Ces injonctions demeureront en vigueur jusqu’à la publication de la décision au fond de l’Autorité.

La décision de l’Autorité de la Concurrence de jeudi était une décision préliminaire destinée à protéger les journaux français contre les pratiques prétendument abusives de Google tandis que l’Autorité de la Concurrence travaille sur sa décision finale sur le fond juridique.

Google contrôle plus de 90% du marché de la recherche française, et l’Autorité dit que cela le rend susceptible de tenir une position dominante.

La décision de jeudi a jugé que les actions récentes de Google étaient «difficiles à concilier» avec la nouvelle loi sur le droit voisin français, qui a été conçu pour générer des paiements à partir des plates-formes technologiques aux organismes de presse.
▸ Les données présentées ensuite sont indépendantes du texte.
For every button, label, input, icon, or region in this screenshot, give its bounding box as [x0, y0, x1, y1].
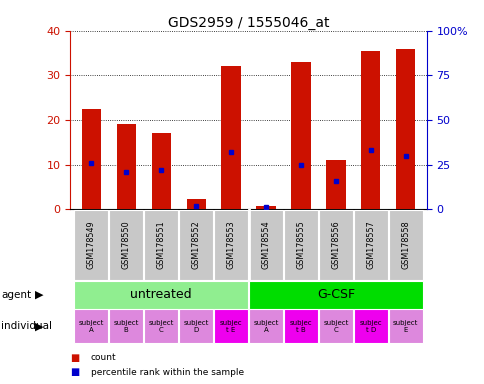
Bar: [74, 281, 247, 309]
Text: GSM178554: GSM178554: [261, 220, 270, 269]
Bar: [395, 49, 415, 209]
Bar: [179, 310, 212, 343]
Bar: [186, 199, 205, 209]
Bar: [151, 133, 170, 209]
Bar: [179, 210, 212, 280]
Text: GSM178552: GSM178552: [191, 220, 200, 269]
Bar: [249, 210, 282, 280]
Text: subject
A: subject A: [253, 320, 278, 333]
Text: individual: individual: [1, 321, 52, 331]
Bar: [353, 210, 387, 280]
Text: ■: ■: [70, 353, 79, 363]
Bar: [109, 310, 143, 343]
Text: GSM178555: GSM178555: [296, 220, 305, 269]
Text: count: count: [91, 353, 116, 362]
Text: GSM178558: GSM178558: [400, 220, 409, 269]
Text: percentile rank within the sample: percentile rank within the sample: [91, 368, 243, 377]
Bar: [318, 210, 352, 280]
Bar: [249, 310, 282, 343]
Bar: [256, 206, 275, 209]
Bar: [361, 51, 380, 209]
Text: subject
D: subject D: [183, 320, 209, 333]
Text: subject
B: subject B: [113, 320, 138, 333]
Bar: [249, 281, 422, 309]
Bar: [214, 210, 247, 280]
Bar: [291, 62, 310, 209]
Text: GSM178549: GSM178549: [87, 220, 96, 269]
Text: GSM178550: GSM178550: [121, 220, 131, 269]
Text: subjec
t D: subjec t D: [359, 320, 381, 333]
Text: GSM178553: GSM178553: [226, 220, 235, 269]
Text: ■: ■: [70, 367, 79, 377]
Bar: [81, 109, 101, 209]
Text: GSM178557: GSM178557: [365, 220, 375, 269]
Text: GSM178551: GSM178551: [156, 220, 166, 269]
Text: ▶: ▶: [35, 290, 44, 300]
Bar: [221, 66, 240, 209]
Bar: [318, 310, 352, 343]
Text: G-CSF: G-CSF: [316, 288, 354, 301]
Bar: [144, 310, 178, 343]
Text: subjec
t E: subjec t E: [219, 320, 242, 333]
Text: untreated: untreated: [130, 288, 192, 301]
Bar: [353, 310, 387, 343]
Bar: [388, 310, 422, 343]
Bar: [109, 210, 143, 280]
Text: agent: agent: [1, 290, 31, 300]
Text: subject
C: subject C: [322, 320, 348, 333]
Bar: [116, 124, 136, 209]
Title: GDS2959 / 1555046_at: GDS2959 / 1555046_at: [167, 16, 329, 30]
Bar: [388, 210, 422, 280]
Bar: [326, 160, 345, 209]
Bar: [74, 310, 108, 343]
Bar: [144, 210, 178, 280]
Bar: [74, 210, 108, 280]
Text: subject
A: subject A: [78, 320, 104, 333]
Bar: [214, 310, 247, 343]
Bar: [284, 310, 318, 343]
Text: subject
E: subject E: [393, 320, 418, 333]
Bar: [284, 210, 318, 280]
Text: subjec
t B: subjec t B: [289, 320, 312, 333]
Text: GSM178556: GSM178556: [331, 220, 340, 269]
Text: ▶: ▶: [35, 321, 44, 331]
Text: subject
C: subject C: [148, 320, 174, 333]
En fait, les autorités françaises tentent d’éviter l’issue d’une loi similaire adoptée en Espagne en 2014.

Cette loi a essayé de forcer Google à payer les agences de presse espagnoles pour utiliser leurs extraits et pointer des liens vers leurs articles, mais Google a répondu en fermant la version espagnole de Google Actualités.

Le trafic vers les sites d’information espagnols a chuté en conséquence, avec de plus petites publications de news qui recevaient à leur tour plus de trafic.

Le “combat” français pourrait être un aperçu des batailles dans d’autres pays de l’UE, qui sont tous censés passer leurs propres versions de la directive de l’UE sur les droits voisins du droit d’auteur, y compris la disposition controversée sur les liens vers les sites d’information.

La théorie est que Google reçoit des revenus publicitaires du trafic de recherche qui est généré parce que les utilisateurs français sont à la recherche de contenu créé par des journalistes français.

En d’autres termes, sans les journalistes Français pour créer du contenu, il n’y aurait pas (autant) de recettes publicitaires qui iraient chez Google parce que les utilisateurs français ne trouveraient pas ce qu’ils cherchent dans Google Actualités.

En même temps, comme dirait l’autre, je pense que cela devrait également signifier que les sites des éditeurs de news devraient aussi avoir à payer Google une part de leurs revenus d’abonnés si de nouveaux clients sont enregistrés sur ces sites à partir des recherches Google.

Histoire d’équilibrer un peu les choses... non ?

Rappelons que cette décision de l'Autorité de la Concurrence est susceptible de faire l’objet d'un recours.